Geen magnum opus
Albert Steinberg, hoofdpersoon in Leviathan of het hart in de steen, is bij aanvang van het boek een wat kleurloze man die werkt bij het Instituut in Amsterdam, niet te verwarren met de werkelijk bestaande stichting Het Instituut. In dit boek is het Instituut een plaats waar alle conflicten en oorlogen die de wereld teisteren, onderzocht en gedocumenteerd worden. Zelf is Albert al jaren gefascineerd door de moord op Theo van Gogh, waarover hij al jaren een boek probeert te schrijven, wat niet vlot omdat de nazaten de nalatenschap van van Gogh niet willen vrijgeven. Daarnaast woont Albert samen met Veronica, die een succesvol praatprogramma heeft op de Nederlandse Openbare Omroep en daardoor zelf een BN’er geworden is.
Albert en Veronica lijken niet echt bij elkaar te passen, maar schijnen toch gelukkig samen. Dan, in een opwelling, geeft Albert al zijn spaargeld uit aan de aankoop van een collier met een diamant erin. Hij legt het in een kluis en wil pogen het te verkopen om zijn spaargeld in veelvoud terug te verdienen. Een andere toevalligheid, in gang gezet door zijn collega Vanter, zorgt ervoor dat Albert een dagboek van zijn grootvader David Steinberg te lezen krijgt. Hierdoor leert Albert zijn grootouders en overgrootouders kennen. Zij waren Joden in Amsterdam en ook een tijd actief in de diamantslijperij. Stukje bij beetje begint Albert door te krijgen dat het door hem aangekochte collier en zijn grootvader met elkaar te maken hebben. Tenslotte is er ook nog de opdracht die Albert krijgt om voor het Instituut in München een proces te volgen tegen de 91-jarige oorlogsmisdadiger Demjanjuk.
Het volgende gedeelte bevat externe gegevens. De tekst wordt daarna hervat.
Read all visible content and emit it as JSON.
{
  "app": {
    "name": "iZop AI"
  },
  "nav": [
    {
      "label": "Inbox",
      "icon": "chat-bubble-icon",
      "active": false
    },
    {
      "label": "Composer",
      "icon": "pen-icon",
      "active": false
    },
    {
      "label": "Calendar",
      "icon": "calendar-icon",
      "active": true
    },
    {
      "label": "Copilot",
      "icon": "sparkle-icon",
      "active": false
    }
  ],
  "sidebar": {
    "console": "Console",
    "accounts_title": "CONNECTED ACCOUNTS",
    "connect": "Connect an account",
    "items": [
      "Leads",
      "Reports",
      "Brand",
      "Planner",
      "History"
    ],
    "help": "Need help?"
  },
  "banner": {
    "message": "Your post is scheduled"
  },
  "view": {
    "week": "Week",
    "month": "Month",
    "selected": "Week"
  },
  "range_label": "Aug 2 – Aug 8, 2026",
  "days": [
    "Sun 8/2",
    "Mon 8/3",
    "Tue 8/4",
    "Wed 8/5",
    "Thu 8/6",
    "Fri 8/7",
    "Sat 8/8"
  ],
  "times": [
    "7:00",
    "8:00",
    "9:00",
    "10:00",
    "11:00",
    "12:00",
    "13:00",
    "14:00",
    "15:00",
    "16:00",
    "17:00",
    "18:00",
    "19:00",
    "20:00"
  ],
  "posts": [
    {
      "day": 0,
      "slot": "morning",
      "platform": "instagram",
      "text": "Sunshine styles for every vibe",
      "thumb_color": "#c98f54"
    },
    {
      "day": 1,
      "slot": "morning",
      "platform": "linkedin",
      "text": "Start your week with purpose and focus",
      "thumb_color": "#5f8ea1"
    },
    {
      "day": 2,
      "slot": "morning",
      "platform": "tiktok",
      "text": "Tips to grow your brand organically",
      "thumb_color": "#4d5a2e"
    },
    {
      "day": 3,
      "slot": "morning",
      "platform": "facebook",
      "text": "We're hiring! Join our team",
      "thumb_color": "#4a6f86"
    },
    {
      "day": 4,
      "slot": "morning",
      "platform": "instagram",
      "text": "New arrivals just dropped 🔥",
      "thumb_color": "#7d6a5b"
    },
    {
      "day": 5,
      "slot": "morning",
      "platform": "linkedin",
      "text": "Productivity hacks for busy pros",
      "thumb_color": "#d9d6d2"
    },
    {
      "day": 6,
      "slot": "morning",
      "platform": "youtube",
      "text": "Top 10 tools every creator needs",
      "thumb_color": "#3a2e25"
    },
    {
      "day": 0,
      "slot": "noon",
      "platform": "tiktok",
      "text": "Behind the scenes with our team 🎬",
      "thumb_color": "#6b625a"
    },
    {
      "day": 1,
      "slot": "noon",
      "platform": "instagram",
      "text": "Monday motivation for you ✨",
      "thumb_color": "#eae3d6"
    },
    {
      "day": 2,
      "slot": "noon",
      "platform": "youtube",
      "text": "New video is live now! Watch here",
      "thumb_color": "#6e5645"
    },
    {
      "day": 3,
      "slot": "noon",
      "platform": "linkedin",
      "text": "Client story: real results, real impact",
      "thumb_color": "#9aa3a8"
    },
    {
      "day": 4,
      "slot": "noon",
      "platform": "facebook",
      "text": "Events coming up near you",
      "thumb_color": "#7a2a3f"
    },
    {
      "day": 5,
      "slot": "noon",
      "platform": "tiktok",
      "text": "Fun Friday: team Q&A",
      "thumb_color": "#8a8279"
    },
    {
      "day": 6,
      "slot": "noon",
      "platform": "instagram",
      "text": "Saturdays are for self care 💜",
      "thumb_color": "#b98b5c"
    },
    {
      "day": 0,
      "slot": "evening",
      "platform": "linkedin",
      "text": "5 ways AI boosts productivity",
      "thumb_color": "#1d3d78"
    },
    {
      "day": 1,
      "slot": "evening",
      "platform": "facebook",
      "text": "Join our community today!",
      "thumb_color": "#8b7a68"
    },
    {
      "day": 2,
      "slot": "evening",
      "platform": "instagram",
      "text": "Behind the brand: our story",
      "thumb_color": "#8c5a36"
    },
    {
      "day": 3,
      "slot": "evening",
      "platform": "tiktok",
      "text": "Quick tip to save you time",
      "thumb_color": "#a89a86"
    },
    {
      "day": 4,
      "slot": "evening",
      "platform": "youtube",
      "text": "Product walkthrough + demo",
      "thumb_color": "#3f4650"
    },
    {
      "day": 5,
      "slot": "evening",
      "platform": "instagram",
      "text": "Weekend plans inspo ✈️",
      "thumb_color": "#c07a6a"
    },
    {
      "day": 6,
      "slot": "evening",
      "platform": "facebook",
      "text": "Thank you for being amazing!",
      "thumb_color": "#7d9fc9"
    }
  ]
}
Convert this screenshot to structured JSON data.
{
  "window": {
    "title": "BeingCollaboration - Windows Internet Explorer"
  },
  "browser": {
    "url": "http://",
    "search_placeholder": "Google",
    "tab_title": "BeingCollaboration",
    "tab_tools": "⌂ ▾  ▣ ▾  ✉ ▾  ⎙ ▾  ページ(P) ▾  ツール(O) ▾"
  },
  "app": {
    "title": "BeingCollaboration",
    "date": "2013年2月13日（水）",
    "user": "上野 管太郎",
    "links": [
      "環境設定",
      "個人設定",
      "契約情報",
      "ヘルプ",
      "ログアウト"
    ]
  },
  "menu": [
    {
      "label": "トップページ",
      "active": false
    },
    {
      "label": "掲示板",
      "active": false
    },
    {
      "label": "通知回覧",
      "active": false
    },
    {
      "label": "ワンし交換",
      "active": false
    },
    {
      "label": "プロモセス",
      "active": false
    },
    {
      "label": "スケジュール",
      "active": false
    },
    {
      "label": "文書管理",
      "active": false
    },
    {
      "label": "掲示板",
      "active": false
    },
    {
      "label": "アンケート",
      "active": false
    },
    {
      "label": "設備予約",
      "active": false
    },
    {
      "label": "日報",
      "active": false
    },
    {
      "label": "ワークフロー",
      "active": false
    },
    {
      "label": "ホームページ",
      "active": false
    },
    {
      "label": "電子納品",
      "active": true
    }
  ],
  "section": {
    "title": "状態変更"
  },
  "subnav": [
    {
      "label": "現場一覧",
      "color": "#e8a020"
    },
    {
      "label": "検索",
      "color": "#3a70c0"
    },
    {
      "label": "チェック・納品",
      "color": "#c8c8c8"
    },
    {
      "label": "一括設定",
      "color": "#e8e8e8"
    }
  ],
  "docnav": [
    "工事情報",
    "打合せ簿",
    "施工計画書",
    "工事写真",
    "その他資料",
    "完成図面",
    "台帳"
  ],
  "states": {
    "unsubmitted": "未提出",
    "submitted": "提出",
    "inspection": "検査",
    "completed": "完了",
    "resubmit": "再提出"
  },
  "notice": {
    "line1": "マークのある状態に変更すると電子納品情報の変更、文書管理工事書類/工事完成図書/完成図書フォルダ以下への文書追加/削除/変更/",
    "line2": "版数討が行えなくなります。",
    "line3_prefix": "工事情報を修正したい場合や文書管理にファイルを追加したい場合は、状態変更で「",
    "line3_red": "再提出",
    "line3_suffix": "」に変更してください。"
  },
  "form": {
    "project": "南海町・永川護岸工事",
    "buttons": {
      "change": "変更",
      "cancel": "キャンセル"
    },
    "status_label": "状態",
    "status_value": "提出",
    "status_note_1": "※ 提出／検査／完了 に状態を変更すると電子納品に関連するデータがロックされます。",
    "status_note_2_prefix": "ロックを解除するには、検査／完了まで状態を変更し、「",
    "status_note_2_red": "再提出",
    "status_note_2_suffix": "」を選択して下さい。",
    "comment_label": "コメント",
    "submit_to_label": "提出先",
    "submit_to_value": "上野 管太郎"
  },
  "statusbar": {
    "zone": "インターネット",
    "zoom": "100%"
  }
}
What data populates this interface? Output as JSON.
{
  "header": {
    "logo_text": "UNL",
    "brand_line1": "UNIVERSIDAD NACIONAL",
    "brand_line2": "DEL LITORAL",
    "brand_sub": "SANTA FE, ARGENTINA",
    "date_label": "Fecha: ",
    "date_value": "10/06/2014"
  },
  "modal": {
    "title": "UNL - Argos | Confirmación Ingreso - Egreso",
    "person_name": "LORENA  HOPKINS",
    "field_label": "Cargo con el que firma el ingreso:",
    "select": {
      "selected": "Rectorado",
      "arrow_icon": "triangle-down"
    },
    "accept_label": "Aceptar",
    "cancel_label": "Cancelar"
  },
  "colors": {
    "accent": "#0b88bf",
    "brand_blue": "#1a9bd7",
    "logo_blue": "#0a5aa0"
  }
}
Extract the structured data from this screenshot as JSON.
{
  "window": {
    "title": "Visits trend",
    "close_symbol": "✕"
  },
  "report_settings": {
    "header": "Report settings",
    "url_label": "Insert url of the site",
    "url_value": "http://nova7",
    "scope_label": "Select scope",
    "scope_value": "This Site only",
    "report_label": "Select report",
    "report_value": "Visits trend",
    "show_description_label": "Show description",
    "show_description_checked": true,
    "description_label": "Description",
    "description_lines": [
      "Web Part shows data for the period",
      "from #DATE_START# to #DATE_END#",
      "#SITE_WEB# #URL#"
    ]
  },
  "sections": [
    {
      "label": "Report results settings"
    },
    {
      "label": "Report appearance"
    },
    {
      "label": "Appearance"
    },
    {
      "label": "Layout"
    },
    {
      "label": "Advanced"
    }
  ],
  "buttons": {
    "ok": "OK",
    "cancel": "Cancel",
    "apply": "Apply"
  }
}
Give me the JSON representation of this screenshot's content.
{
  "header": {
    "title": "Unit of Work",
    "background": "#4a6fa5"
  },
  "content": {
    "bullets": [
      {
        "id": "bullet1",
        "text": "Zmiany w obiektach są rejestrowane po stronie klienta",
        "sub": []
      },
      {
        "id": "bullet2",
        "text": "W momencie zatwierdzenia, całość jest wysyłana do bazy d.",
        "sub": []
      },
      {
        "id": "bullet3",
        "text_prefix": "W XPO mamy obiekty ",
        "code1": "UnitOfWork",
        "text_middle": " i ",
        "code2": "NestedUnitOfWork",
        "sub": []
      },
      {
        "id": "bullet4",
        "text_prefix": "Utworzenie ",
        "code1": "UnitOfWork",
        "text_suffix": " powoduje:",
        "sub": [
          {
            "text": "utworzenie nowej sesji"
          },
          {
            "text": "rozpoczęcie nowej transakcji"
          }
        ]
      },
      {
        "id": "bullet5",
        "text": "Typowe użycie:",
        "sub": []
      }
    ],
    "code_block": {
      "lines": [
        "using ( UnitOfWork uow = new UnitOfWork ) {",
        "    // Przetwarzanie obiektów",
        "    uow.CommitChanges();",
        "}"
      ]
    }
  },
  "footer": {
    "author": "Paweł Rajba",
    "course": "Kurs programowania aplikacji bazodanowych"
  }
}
Dat onderzoek brengt hem onder andere in Sobibór in Polen waar tijdens WO II gaskamers gevestigd waren. En ook dat blijkt niet los te staan van de voorgeschiedenis van zijn familie.
Om alles wat in dit boek gebeurt zelfs maar kort te omschrijven, is veel meer nodig dan het bovenstaande. Het boek is immers enorm divers en het is onmogelijk om de inhoud ervan in een beperkt aantal woorden te vangen. In De Volkskrant noemt Max Pam (1946) dit zijn Grote Roman, waar hij jarenlang aan werkte, ongeveer zo lang als Albert Steinberg reeds werkt aan zijn biografie over Theo van Gogh. Dat is vast geen toeval want Pam heeft veel van zichzelf in het boek gestopt. Het boek is een mengelmoes van waargebeurde feiten en fantasie. De familie Steinberg is fictief maar Pam heeft ze op de eerste rij geplaatst bij een aantal belangrijke historische gebeurtenissen. Ze hebben de geschiedenis niet beïnvloed maar werden er zelf wel sterk door beïnvloed. Albert Steinberg bleek bevriend te zijn met van Gogh, bijvoorbeeld. Zijn grootvader David Steinberg was erbij toen de Palingoproer in Amsterdam in 1886 plaatsvond en was als diamantslijper bij de firma Asscher werkzaam toen deze in 1907 de opdracht kreeg om de Cullinan diamant, de grootste ooit gevonden, te breken en te slijpen voor koning Edward VII van Engeland.
Het boek hopt voortdurend heen en weer tussen wat Albert zelf meemaakt en wat zijn grootvader meemaakte, meegedeeld via diens dagboeken. Om de gebeurtenissen in het juiste perspectief te kunnen plaatsen, legt Max Pam het verhaal soms stil om geschiedenis te doceren. Op een paar plaatsen werd zelfs een foto toegevoegd om een en ander te verduidelijken. Sommige van deze gedoceerde intermezzo’s zijn ronduit langdradig en gaan vervelen. De rest van het boek is onderhoudend zonder dat het de lezer omverblaast. De auteur bedient zich van een helder en aangenaam taalgebruik. De plot weeft heden en verleden mooi in elkaar maar de plotwendingen komen bij momenten te georkestreerd over met te veel toevalligheden. Het boek kabbelt uiteindelijk rustig verder zonder noemenswaardige climaxen. Het stelt niet teleur, maar een magnum opus is het toch ook niet.